In order get initial feedback and comments we reached out to customers through social media (Instagram) to get few volunteer participants to provide feedback for the initial version. Received feedback was positive and encouraging. Improvement proposals focused on providing more details and instructions about the actual fabric that will be made. In addition, more information was needed for the UI element functionality e.g. how some of the tools – such as "magic wand" -button – actually work.

Release

Once we were ready with finalising the functionalities and making the most important fixes we decided to publish the functionality. We added user instructions page as well as added a link to the Johanna K. Design's home page: https://www.johannakdesign.fi/page/11/knit-designer

UI design

The main idea was to split the flow into distinct sections: selections, drawing, preview and send.

We also wanted a functionality to backup unfinished drawings. This was implemented by providing an option to copy "code" into clipboard. The work could be continued by pasting the "code" into the tool. Although the illustration was stored into localStorage this was considered useful to avoid loss of work.

Knit Designer, options -view
Figure: Options -view

The actual drawing supported the common actions such as drawing, erasing, undo and redo. In addition, the input shape could also be changed into different shapes.

Knit Designer, draw -view
Figure: Draw -view

Once the illustration is ready it is possible to preview how it would look like when the shape is repeated.

Knit Designer, preview -view
Figure: Preview -view

Before submitting the order the drawing is linked to the order based on the order number (tilausnumero).

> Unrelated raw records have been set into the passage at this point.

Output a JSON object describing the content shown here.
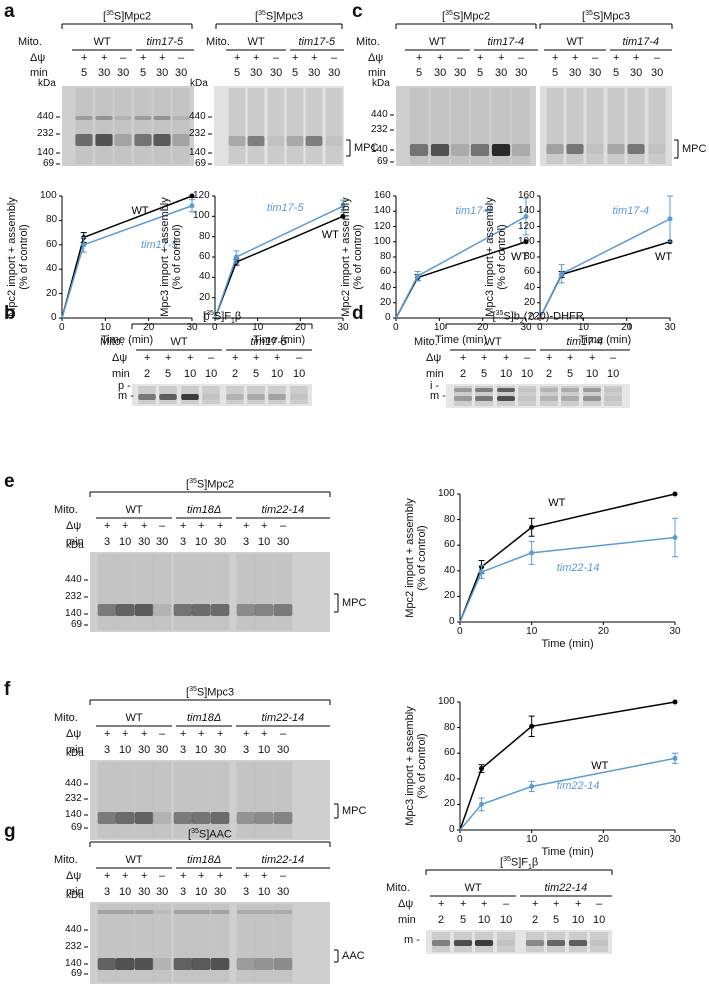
{
  "panel_labels": {
    "a": "a",
    "b": "b",
    "c": "c",
    "d": "d",
    "e": "e",
    "f": "f",
    "g": "g"
  },
  "common": {
    "mito": "Mito.",
    "dpsi": "Δψ",
    "min": "min",
    "kda": "kDa",
    "wt": "WT",
    "plus": "+",
    "minus": "–"
  },
  "marker_kda": [
    "440",
    "232",
    "140",
    "69"
  ],
  "panels": {
    "a1": {
      "title": "[35S]Mpc2",
      "mutant": "tim17-5",
      "signs": [
        "+",
        "+",
        "–",
        "+",
        "+",
        "–"
      ],
      "times": [
        "5",
        "30",
        "30",
        "5",
        "30",
        "30"
      ]
    },
    "a2": {
      "title": "[35S]Mpc3",
      "mutant": "tim17-5",
      "signs": [
        "+",
        "+",
        "–",
        "+",
        "+",
        "–"
      ],
      "times": [
        "5",
        "30",
        "30",
        "5",
        "30",
        "30"
      ],
      "band": "MPC"
    },
    "c1": {
      "title": "[35S]Mpc2",
      "mutant": "tim17-4",
      "signs": [
        "+",
        "+",
        "–",
        "+",
        "+",
        "–"
      ],
      "times": [
        "5",
        "30",
        "30",
        "5",
        "30",
        "30"
      ]
    },
    "c2": {
      "title": "[35S]Mpc3",
      "mutant": "tim17-4",
      "signs": [
        "+",
        "+",
        "–",
        "+",
        "+",
        "–"
      ],
      "times": [
        "5",
        "30",
        "30",
        "5",
        "30",
        "30"
      ],
      "band": "MPC"
    },
    "b": {
      "title": "[35S]F1β",
      "mutant": "tim17-5",
      "signs": [
        "+",
        "+",
        "+",
        "–",
        "+",
        "+",
        "+",
        "–"
      ],
      "times": [
        "2",
        "5",
        "10",
        "10",
        "2",
        "5",
        "10",
        "10"
      ],
      "bands": [
        "p",
        "m"
      ]
    },
    "d": {
      "title": "[35S]b2(220)-DHFR",
      "mutant": "tim17-4",
      "signs": [
        "+",
        "+",
        "+",
        "–",
        "+",
        "+",
        "+",
        "–"
      ],
      "times": [
        "2",
        "5",
        "10",
        "10",
        "2",
        "5",
        "10",
        "10"
      ],
      "bands": [
        "i",
        "m"
      ]
    },
    "e": {
      "title": "[35S]Mpc2",
      "strains": [
        "WT",
        "tim18Δ",
        "tim22-14"
      ],
      "signs": [
        "+",
        "+",
        "+",
        "–",
        "+",
        "+",
        "+",
        "+",
        "+",
        "–"
      ],
      "times": [
        "3",
        "10",
        "30",
        "30",
        "3",
        "10",
        "30",
        "3",
        "10",
        "30"
      ],
      "band": "MPC"
    },
    "f": {
      "title": "[35S]Mpc3",
      "strains": [
        "WT",
        "tim18Δ",
        "tim22-14"
      ],
      "signs": [
        "+",
        "+",
        "+",
        "–",
        "+",
        "+",
        "+",
        "+",
        "+",
        "–"
      ],
      "times": [
        "3",
        "10",
        "30",
        "30",
        "3",
        "10",
        "30",
        "3",
        "10",
        "30"
      ],
      "band": "MPC"
    },
    "g": {
      "title": "[35S]AAC",
      "strains": [
        "WT",
        "tim18Δ",
        "tim22-14"
      ],
      "signs": [
        "+",
        "+",
        "+",
        "–",
        "+",
        "+",
        "+",
        "+",
        "+",
        "–"
      ],
      "times": [
        "3",
        "10",
        "30",
        "30",
        "3",
        "10",
        "30",
        "3",
        "10",
        "30"
      ],
      "band": "AAC"
    },
    "g2": {
      "title": "[35S]F1β",
      "mutant": "tim22-14",
      "signs": [
        "+",
        "+",
        "+",
        "–",
        "+",
        "+",
        "+",
        "–"
      ],
      "times": [
        "2",
        "5",
        "10",
        "10",
        "2",
        "5",
        "10",
        "10"
      ],
      "bands": [
        "m"
      ]
    }
  },
  "chart_data": [
    {
      "id": "a-left",
      "type": "line",
      "ylabel": "Mpc2 import + assembly (% of control)",
      "xlabel": "Time (min)",
      "xlim": [
        0,
        30
      ],
      "ylim": [
        0,
        100
      ],
      "xticks": [
        0,
        10,
        20,
        30
      ],
      "yticks": [
        0,
        20,
        40,
        60,
        80,
        100
      ],
      "series": [
        {
          "name": "WT",
          "color": "#000000",
          "x": [
            0,
            5,
            30
          ],
          "y": [
            0,
            66,
            100
          ],
          "err": [
            0,
            4,
            0
          ]
        },
        {
          "name": "tim17-5",
          "color": "#5b9bd5",
          "x": [
            0,
            5,
            30
          ],
          "y": [
            0,
            60,
            92
          ],
          "err": [
            0,
            6,
            5
          ]
        }
      ]
    },
    {
      "id": "a-right",
      "type": "line",
      "ylabel": "Mpc3 import + assembly (% of control)",
      "xlabel": "Time (min)",
      "xlim": [
        0,
        30
      ],
      "ylim": [
        0,
        120
      ],
      "xticks": [
        0,
        10,
        20,
        30
      ],
      "yticks": [
        0,
        20,
        40,
        60,
        80,
        100,
        120
      ],
      "series": [
        {
          "name": "WT",
          "color": "#000000",
          "x": [
            0,
            5,
            30
          ],
          "y": [
            0,
            55,
            100
          ],
          "err": [
            0,
            3,
            0
          ]
        },
        {
          "name": "tim17-5",
          "color": "#5b9bd5",
          "x": [
            0,
            5,
            30
          ],
          "y": [
            0,
            60,
            110
          ],
          "err": [
            0,
            6,
            6
          ]
        }
      ]
    },
    {
      "id": "c-left",
      "type": "line",
      "ylabel": "Mpc2 import + assembly (% of control)",
      "xlabel": "Time (min)",
      "xlim": [
        0,
        30
      ],
      "ylim": [
        0,
        160
      ],
      "xticks": [
        0,
        10,
        20,
        30
      ],
      "yticks": [
        0,
        20,
        40,
        60,
        80,
        100,
        120,
        140,
        160
      ],
      "series": [
        {
          "name": "WT",
          "color": "#000000",
          "x": [
            0,
            5,
            30
          ],
          "y": [
            0,
            53,
            100
          ],
          "err": [
            0,
            4,
            0
          ]
        },
        {
          "name": "tim17-4",
          "color": "#5b9bd5",
          "x": [
            0,
            5,
            30
          ],
          "y": [
            0,
            55,
            133
          ],
          "err": [
            0,
            6,
            24
          ]
        }
      ]
    },
    {
      "id": "c-right",
      "type": "line",
      "ylabel": "Mpc3 import + assembly (% of control)",
      "xlabel": "Time (min)",
      "xlim": [
        0,
        30
      ],
      "ylim": [
        0,
        160
      ],
      "xticks": [
        0,
        10,
        20,
        30
      ],
      "yticks": [
        0,
        20,
        40,
        60,
        80,
        100,
        120,
        140,
        160
      ],
      "series": [
        {
          "name": "WT",
          "color": "#000000",
          "x": [
            0,
            5,
            30
          ],
          "y": [
            0,
            57,
            100
          ],
          "err": [
            0,
            4,
            0
          ]
        },
        {
          "name": "tim17-4",
          "color": "#5b9bd5",
          "x": [
            0,
            5,
            30
          ],
          "y": [
            0,
            58,
            130
          ],
          "err": [
            0,
            12,
            30
          ]
        }
      ]
    },
    {
      "id": "e-chart",
      "type": "line",
      "ylabel": "Mpc2 import + assembly (% of control)",
      "xlabel": "Time (min)",
      "xlim": [
        0,
        30
      ],
      "ylim": [
        0,
        100
      ],
      "xticks": [
        0,
        10,
        20,
        30
      ],
      "yticks": [
        0,
        20,
        40,
        60,
        80,
        100
      ],
      "series": [
        {
          "name": "WT",
          "color": "#000000",
          "x": [
            0,
            3,
            10,
            30
          ],
          "y": [
            0,
            43,
            74,
            100
          ],
          "err": [
            0,
            5,
            7,
            0
          ]
        },
        {
          "name": "tim22-14",
          "color": "#5b9bd5",
          "x": [
            0,
            3,
            10,
            30
          ],
          "y": [
            0,
            39,
            54,
            66
          ],
          "err": [
            0,
            5,
            9,
            15
          ]
        }
      ]
    },
    {
      "id": "f-chart",
      "type": "line",
      "ylabel": "Mpc3 import + assembly (% of control)",
      "xlabel": "Time (min)",
      "xlim": [
        0,
        30
      ],
      "ylim": [
        0,
        100
      ],
      "xticks": [
        0,
        10,
        20,
        30
      ],
      "yticks": [
        0,
        20,
        40,
        60,
        80,
        100
      ],
      "series": [
        {
          "name": "WT",
          "color": "#000000",
          "x": [
            0,
            3,
            10,
            30
          ],
          "y": [
            0,
            48,
            81,
            100
          ],
          "err": [
            0,
            3,
            8,
            0
          ]
        },
        {
          "name": "tim22-14",
          "color": "#5b9bd5",
          "x": [
            0,
            3,
            10,
            30
          ],
          "y": [
            0,
            20,
            34,
            56
          ],
          "err": [
            0,
            5,
            4,
            4
          ]
        }
      ]
    }
  ]
}
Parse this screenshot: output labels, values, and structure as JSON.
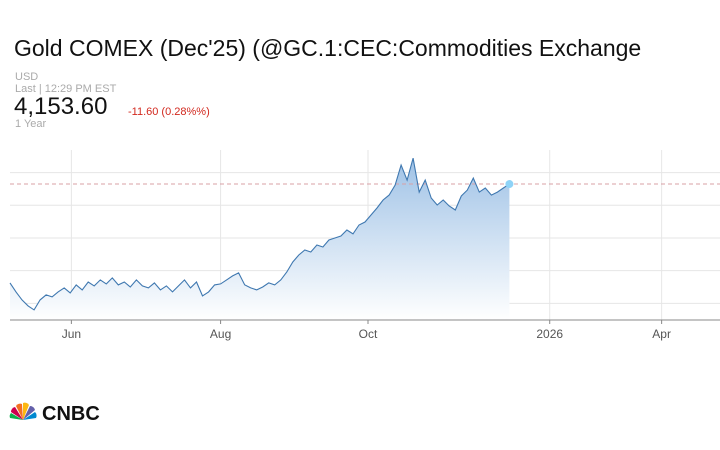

Knit Designer, Send -dialog
Figure: Send -dialog

Implementation details

The UI was written in React and D3. The app was included to the website as iFrame. The chrome and dialogs of the UI was done in React and the drawing functionality was implemented with D3 inside web component. Illustrations are sent to the Netlify backend as form data, so no actual backend was needed.

Conclusion

The project offered a great opportunity to get familiar with manufacturing and product design in detail. We were able iterate, test and verify different ideas rapidly. From the client side the investment was rather modest yet we were still able to create additional revenue. The project deepened the understanding on how to productise the utilisation of manufacturing resources as well as how to improve the product development pipeline in everyday operations.